Saturday, March 06, 2010
Japan Kuruu Special At Club Phase
I remember a few years back a Korean all-girl band played in Tokyo, and even though their show was excellent, they looked unhappy later, because they thought the audience didn't enjoy the show that much. And I tried to tell them that wasn't true, the crowd did have a good time, but Tokyo audiences tend to be on the shy and quiet side, and so their enthusiasm might not have been obvious. I don't think they were convinced.
I was reminded of this episode watching Japan Kuruu Special for the second time, this time at the Club Phase in Takadanobaba. Kuruu is an energetic, lively, comedic Osaka band. They do things to an excess, including their huge hair-do's, and the non-stop stage action. It's great entertainment, and it seemed to me hard to imagine people who wouldn't like it, but the Club Phase gig revealed that those people do exist.

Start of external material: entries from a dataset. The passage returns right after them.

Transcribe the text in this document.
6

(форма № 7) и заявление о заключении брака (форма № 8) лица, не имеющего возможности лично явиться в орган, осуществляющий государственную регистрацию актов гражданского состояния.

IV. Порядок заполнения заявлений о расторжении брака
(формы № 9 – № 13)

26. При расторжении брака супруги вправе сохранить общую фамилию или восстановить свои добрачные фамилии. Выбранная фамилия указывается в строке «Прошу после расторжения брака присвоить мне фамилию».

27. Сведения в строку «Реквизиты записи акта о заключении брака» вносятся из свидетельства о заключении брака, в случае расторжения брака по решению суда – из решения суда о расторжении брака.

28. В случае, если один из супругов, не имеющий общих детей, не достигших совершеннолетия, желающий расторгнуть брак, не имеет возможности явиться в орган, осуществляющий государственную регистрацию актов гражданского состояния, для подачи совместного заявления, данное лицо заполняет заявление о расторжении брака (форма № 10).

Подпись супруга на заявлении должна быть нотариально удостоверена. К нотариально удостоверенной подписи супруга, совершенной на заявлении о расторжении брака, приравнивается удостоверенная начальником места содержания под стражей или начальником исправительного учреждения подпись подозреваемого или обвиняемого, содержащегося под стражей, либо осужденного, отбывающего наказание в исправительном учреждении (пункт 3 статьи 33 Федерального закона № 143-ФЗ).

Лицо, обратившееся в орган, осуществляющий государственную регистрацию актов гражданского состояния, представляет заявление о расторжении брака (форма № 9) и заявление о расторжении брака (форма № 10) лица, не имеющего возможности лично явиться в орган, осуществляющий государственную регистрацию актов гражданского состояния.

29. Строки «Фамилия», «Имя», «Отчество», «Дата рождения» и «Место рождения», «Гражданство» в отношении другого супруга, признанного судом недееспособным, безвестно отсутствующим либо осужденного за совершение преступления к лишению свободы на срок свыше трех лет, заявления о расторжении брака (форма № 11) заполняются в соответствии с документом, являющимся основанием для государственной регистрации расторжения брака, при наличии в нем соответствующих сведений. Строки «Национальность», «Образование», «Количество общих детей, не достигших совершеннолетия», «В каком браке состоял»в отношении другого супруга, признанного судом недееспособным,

There was an insider-outsider thing going on, something I've often seen at live houses. At the front near the stage were the inside people, almost all girls, a fun bunch that sang and danced along to the songs, and occasionally got into a sort of joking, non-violent slam dance. But a few steps behind them, toward the back of the small hall were the outsiders, who didn't know Kuruu, and when I glanced back their expressions varied between mild amusement to apathy. I can't read minds, and possibly some of them enjoyed the Kuruu show, but it did seem like they were biding their time until the more 'serious' bands they came to see hit the stage.

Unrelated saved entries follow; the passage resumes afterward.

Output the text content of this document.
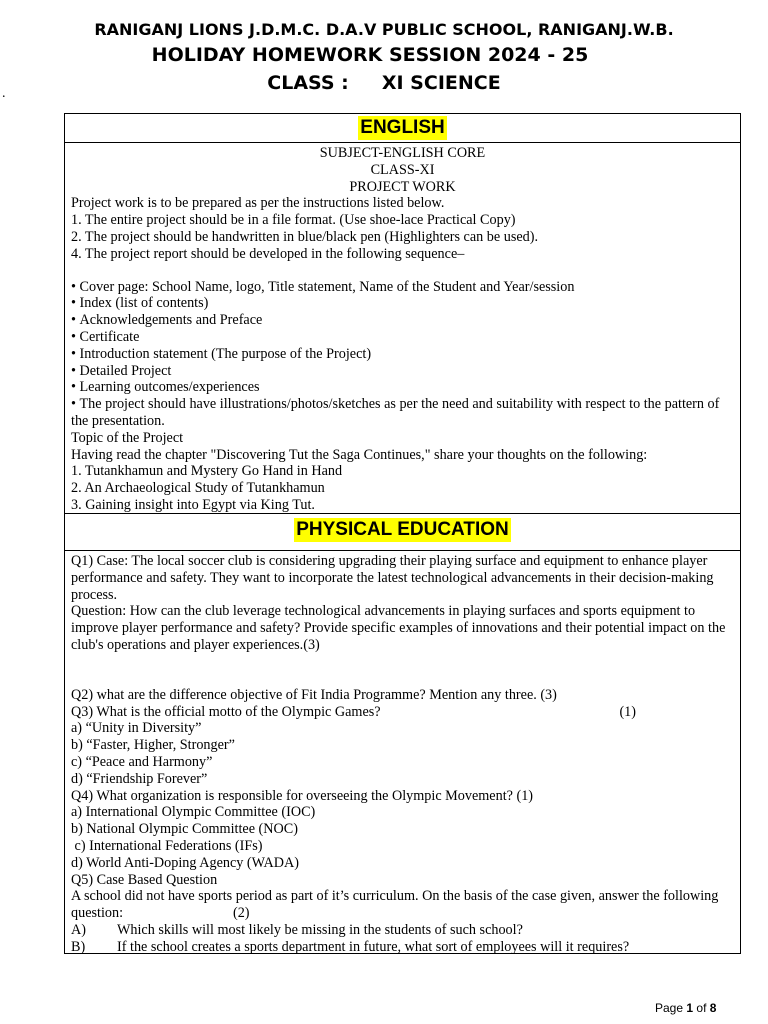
RANIGANJ LIONS J.D.M.C. D.A.V PUBLIC SCHOOL, RANIGANJ.W.B.
HOLIDAY HOMEWORK SESSION 2024 - 25
CLASS :     XI SCIENCE
.
ENGLISH

SUBJECT-ENGLISH CORE
CLASS-XI
PROJECT WORK
Project work is to be prepared as per the instructions listed below.
1. The entire project should be in a file format. (Use shoe-lace Practical Copy)
2. The project should be handwritten in blue/black pen (Highlighters can be used).
4. The project report should be developed in the following sequence–
• Cover page: School Name, logo, Title statement, Name of the Student and Year/session
• Index (list of contents)
• Acknowledgements and Preface
• Certificate
• Introduction statement (The purpose of the Project)
• Detailed Project
• Learning outcomes/experiences
• The project should have illustrations/photos/sketches as per the need and suitability with respect to the pattern of the presentation.
Topic of the Project
Having read the chapter "Discovering Tut the Saga Continues," share your thoughts on the following:
1. Tutankhamun and Mystery Go Hand in Hand
2. An Archaeological Study of Tutankhamun
3. Gaining insight into Egypt via King Tut.

PHYSICAL EDUCATION

Q1) Case: The local soccer club is considering upgrading their playing surface and equipment to enhance player performance and safety. They want to incorporate the latest technological advancements in their decision-making process.
Question: How can the club leverage technological advancements in playing surfaces and sports equipment to improve player performance and safety? Provide specific examples of innovations and their potential impact on the club's operations and player experiences.(3)
Q2) what are the difference objective of Fit India Programme? Mention any three. (3)
Q3) What is the official motto of the Olympic Games?	(1)
a) “Unity in Diversity”
b) “Faster, Higher, Stronger”
c) “Peace and Harmony”
d) “Friendship Forever”
Q4) What organization is responsible for overseeing the Olympic Movement? (1)
a) International Olympic Committee (IOC)
b) National Olympic Committee (NOC)
c) International Federations (IFs)
d) World Anti-Doping Agency (WADA)
Q5) Case Based Question
A school did not have sports period as part of it’s curriculum. On the basis of the case given, answer the following question:                               (2)
A)	Which skills will most likely be missing in the students of such school?
B)	If the school creates a sports department in future, what sort of employees will it requires?
Page 1 of 8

Kuruu are outsiders in any case in Tokyo. They talk and sing in the Osakan dialect. And they have different ideas of what good conversation is—inserting joking exchanges in chats is important for Osakans, but that's not necessarily the case for Tokyoites. So, at one point, Kuruu's vocalist said they would continue playing the same part all night unless everyone in the audience sang along—then, a few moments later, added, “that's a joke; don't take everything we say seriously.” The implication being that Tokyo people don't have a sense of humor.
You also often hear that not a lot of Tokyoites are originally from Tokyo, but that the city is populated by people from all over Japan, whereas most Osakans are really from Osaka. I sometimes wonder whether the regional origins of many Tokyoites account for the shyness of live house audiences, though this is a pretty underdeveloped hypothesis.

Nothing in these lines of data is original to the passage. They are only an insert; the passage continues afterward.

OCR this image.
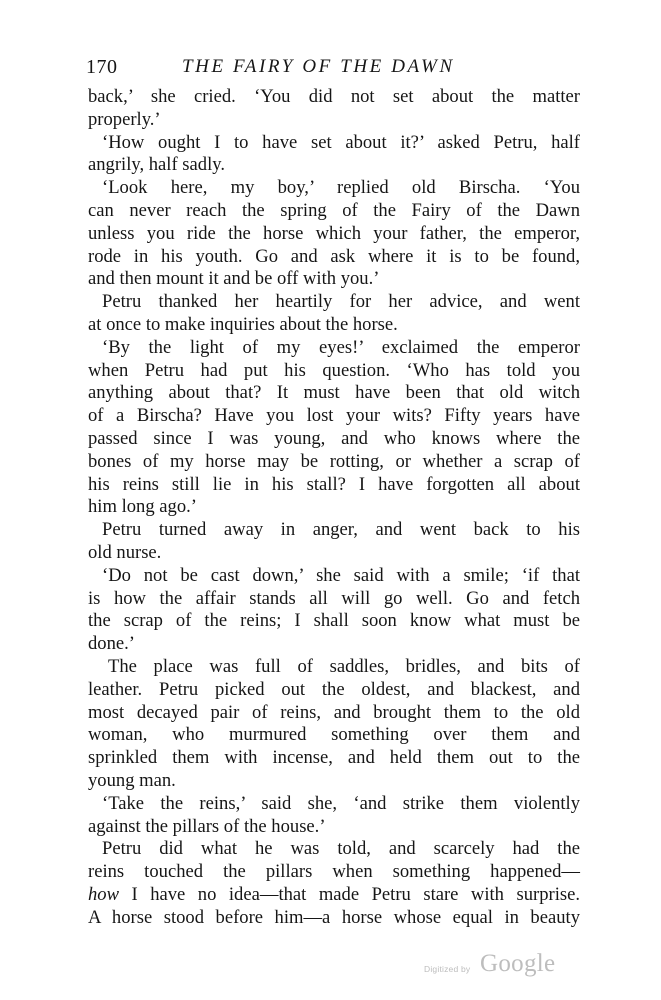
170	THE FAIRY OF THE DAWN
back,’ she cried. ‘You did not set about the matter
properly.’
‘How ought I to have set about it?’ asked Petru, half
angrily, half sadly.
‘Look here, my boy,’ replied old Birscha. ‘You
can never reach the spring of the Fairy of the Dawn
unless you ride the horse which your father, the emperor,
rode in his youth. Go and ask where it is to be found,
and then mount it and be off with you.’
Petru thanked her heartily for her advice, and went
at once to make inquiries about the horse.
‘By the light of my eyes!’ exclaimed the emperor
when Petru had put his question. ‘Who has told you
anything about that? It must have been that old witch
of a Birscha? Have you lost your wits? Fifty years have
passed since I was young, and who knows where the
bones of my horse may be rotting, or whether a scrap of
his reins still lie in his stall? I have forgotten all about
him long ago.’
Petru turned away in anger, and went back to his
old nurse.
‘Do not be cast down,’ she said with a smile; ‘if that
is how the affair stands all will go well. Go and fetch
the scrap of the reins; I shall soon know what must be
done.’
The place was full of saddles, bridles, and bits of
leather. Petru picked out the oldest, and blackest, and
most decayed pair of reins, and brought them to the old
woman, who murmured something over them and
sprinkled them with incense, and held them out to the
young man.
‘Take the reins,’ said she, ‘and strike them violently
against the pillars of the house.’
Petru did what he was told, and scarcely had the
reins touched the pillars when something happened—
how I have no idea—that made Petru stare with surprise.
A horse stood before him—a horse whose equal in beauty
Digitized by Google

This was only my second time to go to the Phase, and I only have dim recollection of my last visit there, probably about five years ago. I don't know much about the town of Takadanobaba either, but I enjoyed the walk from the train station to the club. It's a retro town, like time stopped in 1970, with lots of neon signs in Japanese fonts you don't see that much anymore. A major neon advertisement on the wall of a sinister-looking, dark building was for 'student loans', which I assumed wasn't what you'd usually associate with the term, but instead high interest loans for young students who overspent during their first time away from home, and which the parents are expected to repay. It's a big college student town with many schools, right between sin city Shinjuku and Saitama residents' metropolis Ikebukuro, and also one train stop away from Shin-Okubo, where you get the sensation you are in some other Asian city other than Tokyo, maybe Seoul or Bangkok. The name means the horseback riding grounds of Takata (apparently older Tokyoites pronounce it, presumably correctly, as TakaTanobaba), because that's what was there in the Edo era.